Should I block or accept click tracking and bots, and what are the implications for email deliverability and unsubscribe links?
Summary
What email marketers say10Marketer opinions
Email marketer from Neil Patel explains that bot traffic can skew analytics, making it difficult to accurately assess user engagement and conversion rates. They recommend using bot filtering tools to clean up data and get a clearer picture of campaign performance.
Email marketer from Reddit forum r/emailmarketing shares their experience dealing with bot clicks inflating their open rates and suggests implementing a CAPTCHA on unsubscribe pages to prevent bots from accidentally unsubscribing users. They explain it is worth slightly hurting the user experience to ensure they have clean, actionable, user data.
Email marketer from ZeroBounce explains how to use email validation services to detect and remove invalid or bot-generated email addresses from your list. This helps prevent sending to spam traps and improves deliverability.
Email marketer from ActiveCampaign shares best practices to segment your audience based on engagement and exclude inactive users or those who consistently trigger bot detection. This helps maintain a cleaner list and improve deliverability.
Email marketer from Mailchimp explains that they automatically filter out bot clicks to provide cleaner analytics. They advise users to be cautious about one-click unsubscribe links to prevent accidental unsubscriptions from bots.
Email marketer from Litmus explains how the one-click unsubscribe functionality is important for compliance but notes that it's essential to monitor unsubscribe rates for anomalies. Significant spikes might indicate bot activity, warranting further investigation.
Email marketer from Email on Acid shares the importance of pre-flight checks including link validation, which identifies broken or suspicious links, often triggered by bot scans. Addressing these issues improves deliverability.

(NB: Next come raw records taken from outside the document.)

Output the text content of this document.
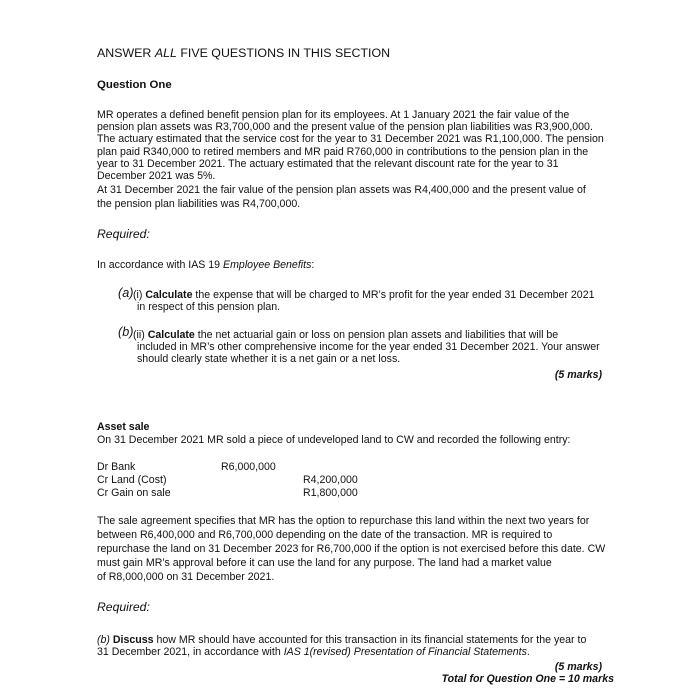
ANSWER ALL FIVE QUESTIONS IN THIS SECTION
Question One
MR operates a defined benefit pension plan for its employees. At 1 January 2021 the fair value of the
pension plan assets was R3,700,000 and the present value of the pension plan liabilities was R3,900,000.
The actuary estimated that the service cost for the year to 31 December 2021 was R1,100,000. The pension
plan paid R340,000 to retired members and MR paid R760,000 in contributions to the pension plan in the
year to 31 December 2021. The actuary estimated that the relevant discount rate for the year to 31
December 2021 was 5%.
At 31 December 2021 the fair value of the pension plan assets was R4,400,000 and the present value of
the pension plan liabilities was R4,700,000.
Required:
In accordance with IAS 19 Employee Benefits:
(a) (i) Calculate the expense that will be charged to MR’s profit for the year ended 31 December 2021
in respect of this pension plan.
(b) (ii) Calculate the net actuarial gain or loss on pension plan assets and liabilities that will be
included in MR’s other comprehensive income for the year ended 31 December 2021. Your answer
should clearly state whether it is a net gain or a net loss.
(5 marks)
Asset sale
On 31 December 2021 MR sold a piece of undeveloped land to CW and recorded the following entry:
Dr Bank	R6,000,000
Cr Land (Cost)	R4,200,000
Cr Gain on sale	R1,800,000
The sale agreement specifies that MR has the option to repurchase this land within the next two years for
between R6,400,000 and R6,700,000 depending on the date of the transaction. MR is required to
repurchase the land on 31 December 2023 for R6,700,000 if the option is not exercised before this date. CW
must gain MR’s approval before it can use the land for any purpose. The land had a market value
of R8,000,000 on 31 December 2021.
Required:
(b) Discuss how MR should have accounted for this transaction in its financial statements for the year to
31 December 2021, in accordance with IAS 1(revised) Presentation of Financial Statements.
(5 marks)
Total for Question One = 10 marks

Email marketer from SendGrid shares that bot traffic can negatively impact sender reputation if bots trigger spam traps or generate false engagement metrics. They recommend monitoring traffic and implementing bot detection measures to maintain a healthy sender reputation.
Email marketer from StackExchange suggests rate-limiting bot activity on unsubscribe pages to mitigate unintended consequences. It helps prevent rapid-fire unsubscriptions by malicious bots without impacting legitimate user interactions.
Email marketer from HubSpot shares that click tracking is essential for understanding email engagement, but it's crucial to filter out bot clicks to avoid inflated metrics. They suggest using advanced analytics to identify and exclude bot traffic for more accurate reporting.
What the experts say8Expert opinions
Expert from Email Geeks says that anything that makes a change on a webpage MUST be triggered by a POST request from user interaction. If you have a GET that changes persistent state your web app is irrecoverably broken.
Expert from Email Geeks explains that clicks should be allowed, but treated differently in user reporting. Blocking them could make your mail seem high risk, as it mimics malware evasion tactics.
Expert from Word to the Wise explains click tracking is useful, but you should exclude anything that isn't a genuine click from your reporting. Clicks coming from bots and malware scans do not represent a human user viewing your message.
Expert from Email Geeks clarifies the term 'one-click unsubscribe'. It doesn't mean you can't require *any* webpage interaction, but rather not require *multiple steps* on the webpage to unsubscribe. Confusing the term lead to a lot of bad advice.
Expert from Email Geeks states that bots follow links to look for malware or phishing on landing pages. Making them trivial to identify would allow bad actors to serve different content to bots and humans.
Expert from Email Geeks states that identifying bots is not trivial as some bots are full headless browsers running with JavaScript and network access enabled in an isolated one-shot sandbox.
Expert from Spamresource explains that honeypots will engage with links and any engagement counts against you.
Expert from Email Geeks explains that if a mailing list implements a one-click unsubscribe, there's a risk of Non-Human Interaction (NHI) clicks unsubscribing users silently.
What the documentation says4Technical articles
Documentation from IETF explains the List-Unsubscribe header, which allows recipients to unsubscribe from mailing lists. Implementing both mailto: and HTTP unsubscribe options, with the latter requiring a POST request, can help mitigate bot-induced unsubscriptions.
Documentation from Spamhaus explains how spam traps are designed to catch spammers and bots. Interacting with these traps can severely damage sender reputation, highlighting the need to filter bot traffic.
Documentation from Google Search Central explains that Google uses crawlers to discover and index web pages. Blocking these crawlers can prevent your content from appearing in search results, negatively impacting organic traffic and potentially affecting deliverability if search engines can't verify your site's legitimacy.
Documentation from RFC Editor explains that per HTTP standards, actions that modify server-side state (like unsubscribing a user) SHOULD be performed using the POST method, not GET. Using GET for such actions can lead to unintended consequences due to bot activity.